Charles (Chuck) Elwood Yeager was the first person to fly an aircraft faster than the speed of sound. He was born in Myra, West Virginia in 1923. Yeager started military service during World War II as a fighter pilot and retired in 1975 with the rank of brigadier general. He accomplished this on October 14, 1947, in a Bell X-1 rocket plane, he called "Glamorous Glennis" after his wife. He set another speed record on December 12, 1953, by flying a Bell X-1A rocket plane at 2 1/2 times the speed of sound. To learn about Chuck Yeager's most famous flight go to this site.
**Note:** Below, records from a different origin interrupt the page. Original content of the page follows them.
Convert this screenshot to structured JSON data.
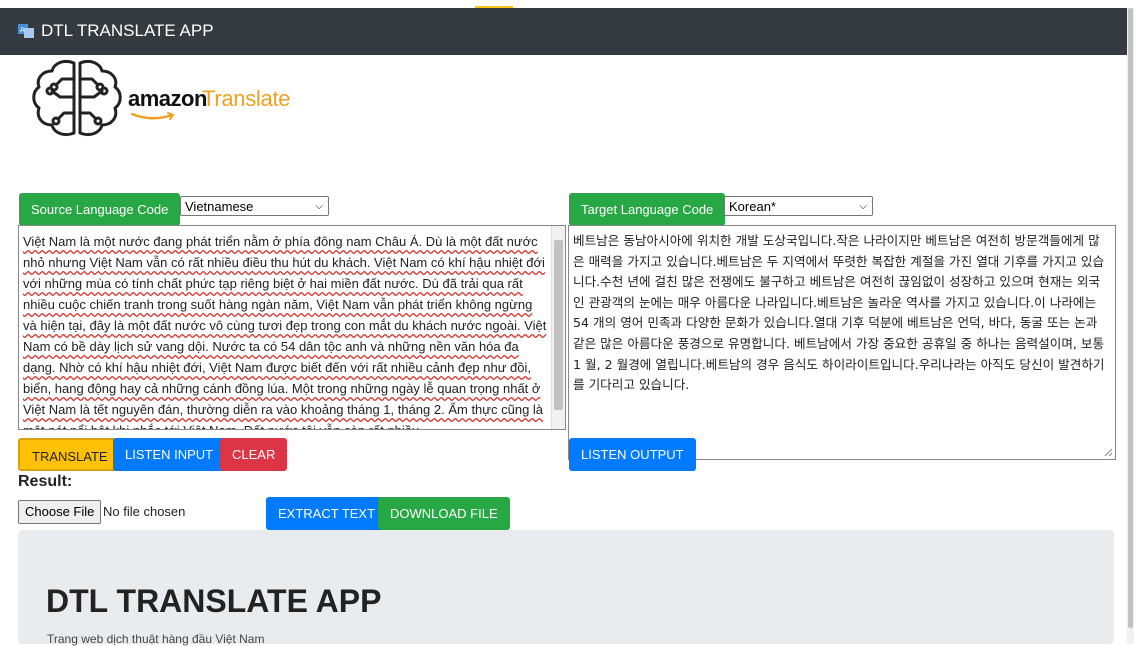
{
  "app": {
    "title": "DTL TRANSLATE APP"
  },
  "logo": {
    "amazon": "amazon",
    "translate": "Translate"
  },
  "source": {
    "label": "Source Language Code",
    "selected": "Vietnamese",
    "text": "Việt Nam là một nước đang phát triển nằm ở phía đông nam Châu Á. Dù là một đất nước nhỏ nhưng Việt Nam vẫn có rất nhiều điều thu hút du khách. Việt Nam có khí hậu nhiệt đới với những mùa có tính chất phức tạp riêng biệt ở hai miền đất nước. Dù đã trải qua rất nhiều cuộc chiến tranh trong suốt hàng ngàn năm, Việt Nam vẫn phát triển không ngừng và hiện tại, đây là một đất nước vô cùng tươi đẹp trong con mắt du khách nước ngoài. Việt Nam có bề dày lịch sử vang dội. Nước ta có 54 dân tộc anh và những nền văn hóa đa dạng. Nhờ có khí hậu nhiệt đới, Việt Nam được biết đến với rất nhiều cảnh đẹp như đồi, biển, hang động hay cả những cánh đồng lúa. Một trong những ngày lễ quan trọng nhất ở Việt Nam là tết nguyên đán, thường diễn ra vào khoảng tháng 1, tháng 2. Ẩm thực cũng là một nét nổi bật khi nhắc tới Việt Nam. Đất nước tôi vẫn còn rất nhiều"
  },
  "target": {
    "label": "Target Language Code",
    "selected": "Korean*",
    "text": "베트남은 동남아시아에 위치한 개발 도상국입니다.작은 나라이지만 베트남은 여전히 방문객들에게 많은 매력을 가지고 있습니다.베트남은 두 지역에서 뚜렷한 복잡한 계절을 가진 열대 기후를 가지고 있습니다.수천 년에 걸친 많은 전쟁에도 불구하고 베트남은 여전히 끊임없이 성장하고 있으며 현재는 외국인 관광객의 눈에는 매우 아름다운 나라입니다.베트남은 놀라운 역사를 가지고 있습니다.이 나라에는 54 개의 영어 민족과 다양한 문화가 있습니다.열대 기후 덕분에 베트남은 언덕, 바다, 동굴 또는 논과 같은 많은 아름다운 풍경으로 유명합니다. 베트남에서 가장 중요한 공휴일 중 하나는 음력설이며, 보통 1 월, 2 월경에 열립니다.베트남의 경우 음식도 하이라이트입니다.우리나라는 아직도 당신이 발견하기를 기다리고 있습니다."
  },
  "buttons": {
    "translate": "TRANSLATE",
    "listen_input": "LISTEN INPUT",
    "clear": "CLEAR",
    "listen_output": "LISTEN OUTPUT",
    "extract_text": "EXTRACT TEXT",
    "download_file": "DOWNLOAD FILE"
  },
  "result": {
    "label": "Result:"
  },
  "file": {
    "choose": "Choose File",
    "status": "No file chosen"
  },
  "jumbotron": {
    "title": "DTL TRANSLATE APP",
    "subtitle": "Trang web dịch thuật hàng đầu Việt Nam"
  },
  "colors": {
    "navbar": "#343a40",
    "green": "#28a745",
    "blue": "#007bff",
    "red": "#dc3545",
    "yellow": "#ffc107",
    "translate_orange": "#f0a020"
  }
}
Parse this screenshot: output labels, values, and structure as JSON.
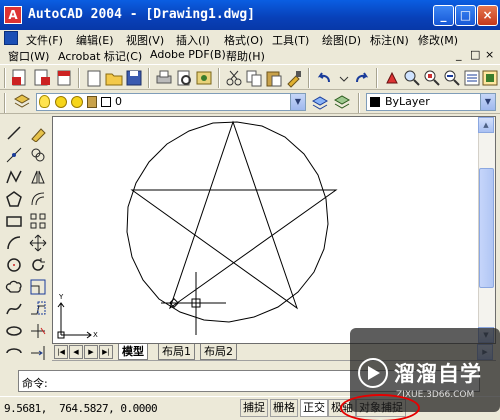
{
  "window": {
    "title": "AutoCAD 2004 - [Drawing1.dwg]",
    "logo": "autocad-logo-icon",
    "buttons": {
      "minimize": "_",
      "restore": "□",
      "close": "×"
    }
  },
  "menubar": {
    "row1": [
      "文件(F)",
      "编辑(E)",
      "视图(V)",
      "插入(I)",
      "格式(O)",
      "工具(T)",
      "绘图(D)",
      "标注(N)",
      "修改(M)"
    ],
    "row2": [
      "窗口(W)",
      "Acrobat 标记(C)",
      "Adobe PDF(B)",
      "帮助(H)"
    ],
    "doc_controls": {
      "minimize": "_",
      "restore": "□",
      "close": "×"
    }
  },
  "layerbar": {
    "layer_value": "0",
    "linetype_value": "ByLayer"
  },
  "tabs": {
    "model": "模型",
    "layout1": "布局1",
    "layout2": "布局2"
  },
  "command": {
    "prompt": "命令:"
  },
  "status": {
    "coordinates": "9.5681,  764.5827, 0.0000",
    "snap": "捕捉",
    "grid": "栅格",
    "ortho": "正交",
    "polar": "极轴",
    "osnap": "对象捕捉"
  },
  "ucs": {
    "x_label": "X",
    "y_label": "Y"
  },
  "watermark": {
    "title": "溜溜自学",
    "url": "ZIXUE.3D66.COM"
  },
  "colors": {
    "titlebar": "#0a5ee2",
    "highlight": "#e60000",
    "chrome": "#ece9d8"
  }
}
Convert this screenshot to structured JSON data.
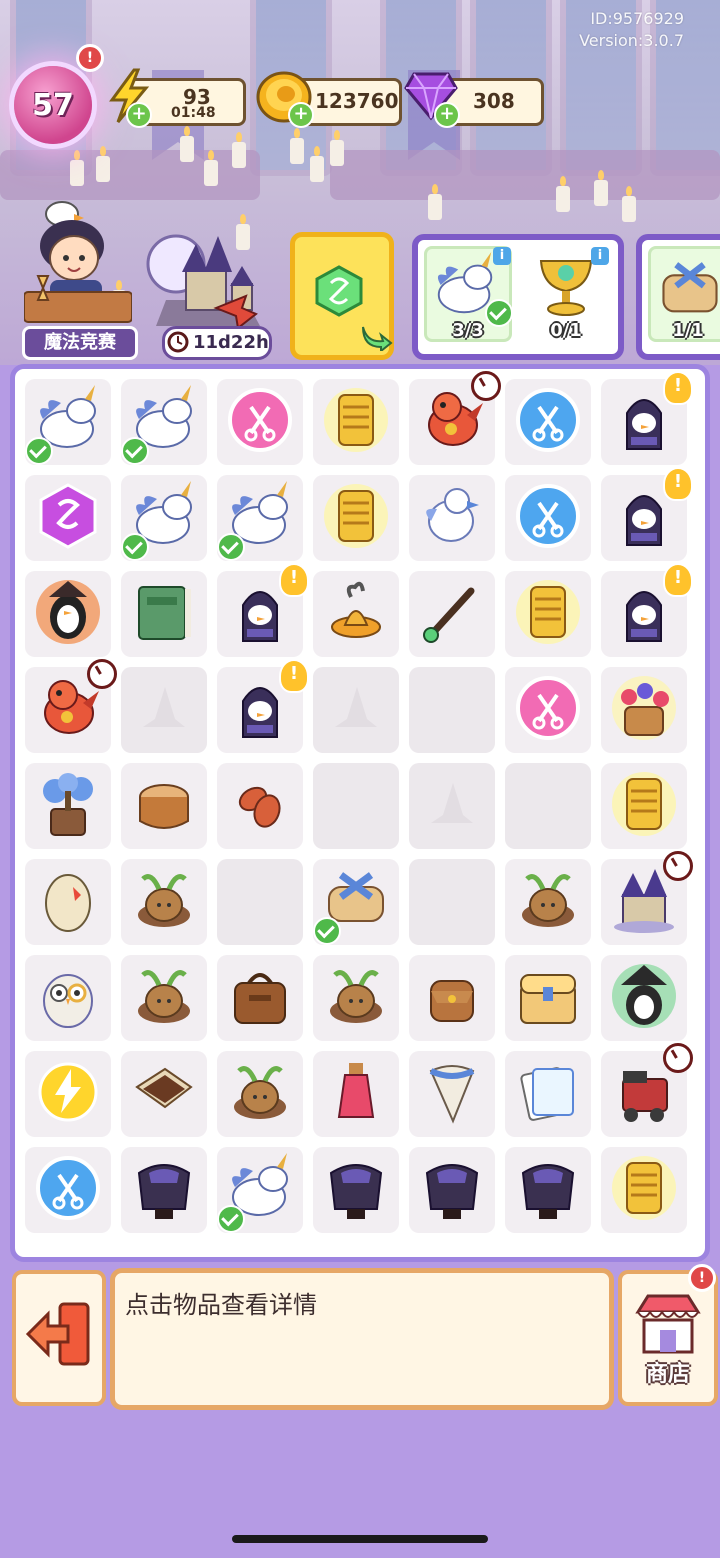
{
  "header": {
    "id_text": "ID:9576929",
    "version_text": "Version:3.0.7"
  },
  "player": {
    "level": "57"
  },
  "resources": {
    "energy": {
      "value": "93",
      "timer": "01:48",
      "icon": "lightning-icon"
    },
    "coins": {
      "value": "123760",
      "icon": "coin-icon"
    },
    "gems": {
      "value": "308",
      "icon": "gem-icon"
    }
  },
  "event": {
    "label": "魔法竞赛",
    "castle_timer": "11d22h"
  },
  "orders": [
    {
      "item": "unicorn",
      "progress": "3/3",
      "done": true
    },
    {
      "item": "golden-goblet",
      "progress": "0/1",
      "done": false
    },
    {
      "item": "scroll-bundle",
      "progress": "1/1",
      "done": true
    }
  ],
  "board": {
    "rows": [
      [
        "unicorn|check",
        "unicorn|check",
        "scissors-pink",
        "golden-scroll",
        "red-dragon|clock",
        "scissors-blue",
        "penguin-wizard|bulb"
      ],
      [
        "hex-token",
        "unicorn|check",
        "unicorn|check",
        "golden-scroll",
        "white-bird",
        "scissors-blue",
        "penguin-wizard|bulb"
      ],
      [
        "fire-penguin",
        "green-book",
        "penguin-wizard|bulb",
        "magic-lamp",
        "magic-wand",
        "golden-scroll",
        "penguin-wizard|bulb"
      ],
      [
        "red-dragon|clock",
        "empty-hat",
        "penguin-wizard|bulb",
        "empty-hat",
        "empty",
        "scissors-pink",
        "flower-basket"
      ],
      [
        "tree-pot",
        "tree-stump",
        "leaves",
        "empty",
        "empty-hat",
        "empty",
        "golden-scroll"
      ],
      [
        "cracked-egg",
        "mandrake",
        "empty",
        "scroll-bundle|check",
        "empty",
        "mandrake",
        "castle|clock"
      ],
      [
        "owl",
        "mandrake",
        "leather-bag",
        "mandrake",
        "satchel",
        "treasure-chest",
        "dark-wizard"
      ],
      [
        "energy-coin",
        "chocolate-bar",
        "mandrake",
        "potion-bottle",
        "fang",
        "cards",
        "steam-train|clock"
      ],
      [
        "scissors-blue",
        "wizard-robe",
        "unicorn|check",
        "wizard-robe",
        "wizard-robe",
        "wizard-robe",
        "golden-scroll"
      ]
    ]
  },
  "bottom": {
    "hint_text": "点击物品查看详情",
    "shop_label": "商店"
  },
  "colors": {
    "background": "#b59be4",
    "board_border": "#9d84e0",
    "panel_border": "#e6a766",
    "check_green": "#4fb94a"
  }
}
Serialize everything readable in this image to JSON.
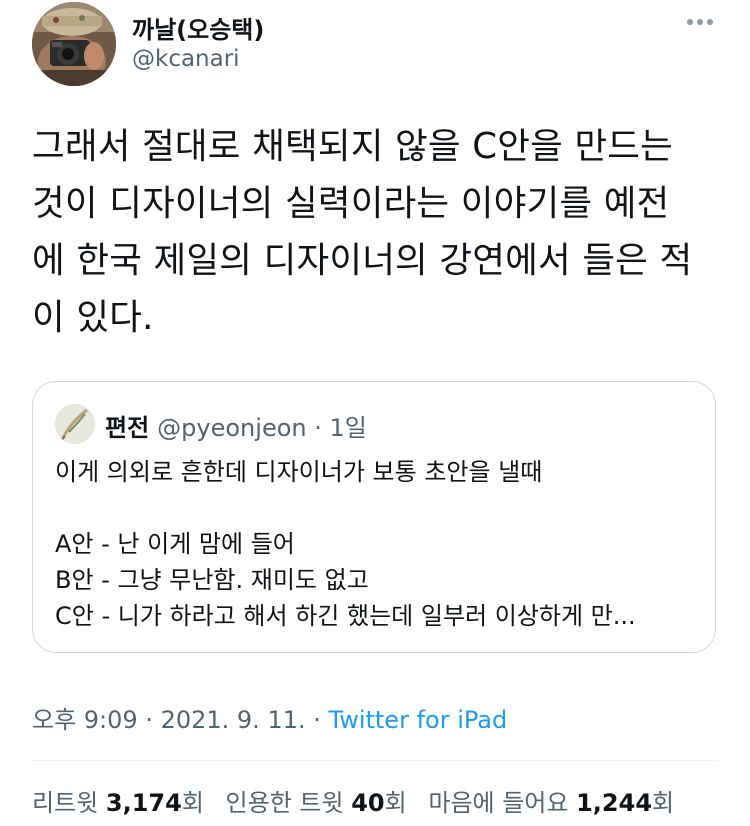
{
  "author": {
    "name": "까날(오승택)",
    "handle": "@kcanari",
    "avatar_icon": "camera-photographer-avatar"
  },
  "more_icon": "more-horizontal-icon",
  "tweet": {
    "lines": [
      "그래서 절대로 채택되지 않을 C안을 만드는",
      "것이 디자이너의 실력이라는 이야기를 예전",
      "에 한국 제일의 디자이너의 강연에서 들은 적",
      "이 있다."
    ]
  },
  "quote": {
    "name": "편전",
    "handle": "@pyeonjeon",
    "separator": " · ",
    "time": "1일",
    "avatar_icon": "feather-avatar",
    "lines": [
      "이게 의외로 흔한데 디자이너가 보통 초안을 낼때",
      "",
      "A안 - 난 이게 맘에 들어",
      "B안 - 그냥 무난함. 재미도 없고",
      "C안 - 니가 하라고 해서 하긴 했는데 일부러 이상하게 만..."
    ]
  },
  "meta": {
    "time": "오후 9:09",
    "sep1": " · ",
    "date": "2021. 9. 11.",
    "sep2": " · ",
    "source": "Twitter for iPad"
  },
  "stats": {
    "retweets_label": "리트윗",
    "retweets_count": "3,174",
    "retweets_unit": "회",
    "quotes_label": "인용한 트윗",
    "quotes_count": "40",
    "quotes_unit": "회",
    "likes_label": "마음에 들어요",
    "likes_count": "1,244",
    "likes_unit": "회"
  },
  "colors": {
    "text": "#0f1419",
    "secondary": "#536471",
    "link": "#1d9bf0",
    "border": "#cfd9de"
  }
}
Charles Augustus Lindbergh was an American aviator, engineer, Pulitzer Prize winner, and the first person to make a solo Trans-Atlantic flight. Lindbergh was born February 4, 1902, in Detroit. He attended the University of Wisconsin for two years but withdrew to attend a flying school in Lincoln, Nebraska. He began flying in 1922, and four years later he piloted a mail plane between Saint Louis, Missouri, and Chicago, Illinois. He decided to compete for a prize of $25,000 offered in 1919 by the Franco-American philanthropist Raymond B. Orteig of New York City for the first nonstop transatlantic solo flight between New York City and Paris. In his single-engine monoplane, Spirit of St. Louis, Lindbergh left Roosevelt Field at 7:52 AM on May 20, 1927. After a flight of 33 hours 32 minutes he landed at Le Bourget Airport near Paris, France. In 1932 the kidnapping and murder of Lindbergh's first child, 19-month-old Charles A. Lindbergh Jr., attracted nationwide attention. A German-born carpenter, Bruno Hauptmann, was later found guilty of the crime and executed. To avoid further publicity, the Lindberghs moved to Europe in 1935. He died on August 26, 1974, in Maui, Hawaii.

Amelia Earhart is known for her flights across the Atlantic and Pacific Oceans and for her attempt to fly around the world. She was born in Atchison, Kansas, and educated at Columbia University and Harvard Summer School. In 1928 she accepted the invitation of the American pilots Wilmer Stultz and Louis Gordon to join them as a passenger on a transatlantic flight, becoming the first woman to make the crossing by air. In 1932 she became the first woman to fly across the Atlantic Ocean alone, establishing a new record for the crossing: 13 hours 30 minutes. Her plane was red a Lockheed Vega. For this feat she was awarded honors by the American and French governments. In 1935 she became the first woman to fly the Pacific Ocean, crossing from Hawaii to California. Later the same year she set a speed record by flying nonstop from Mexico City to New York in 14 hours 19 minutes. In June 1937 she began a flight around the world, flying eastward from Miami, Florida, accompanied by Frederick J. Noonan, a navigator. Their plane disappeared on July 2, while en route from Lae, New Guinea, to Howland Island. An extensive search by planes and ships of the United States Navy failed to discover any trace of the lost flyers, and their fate remains a mystery.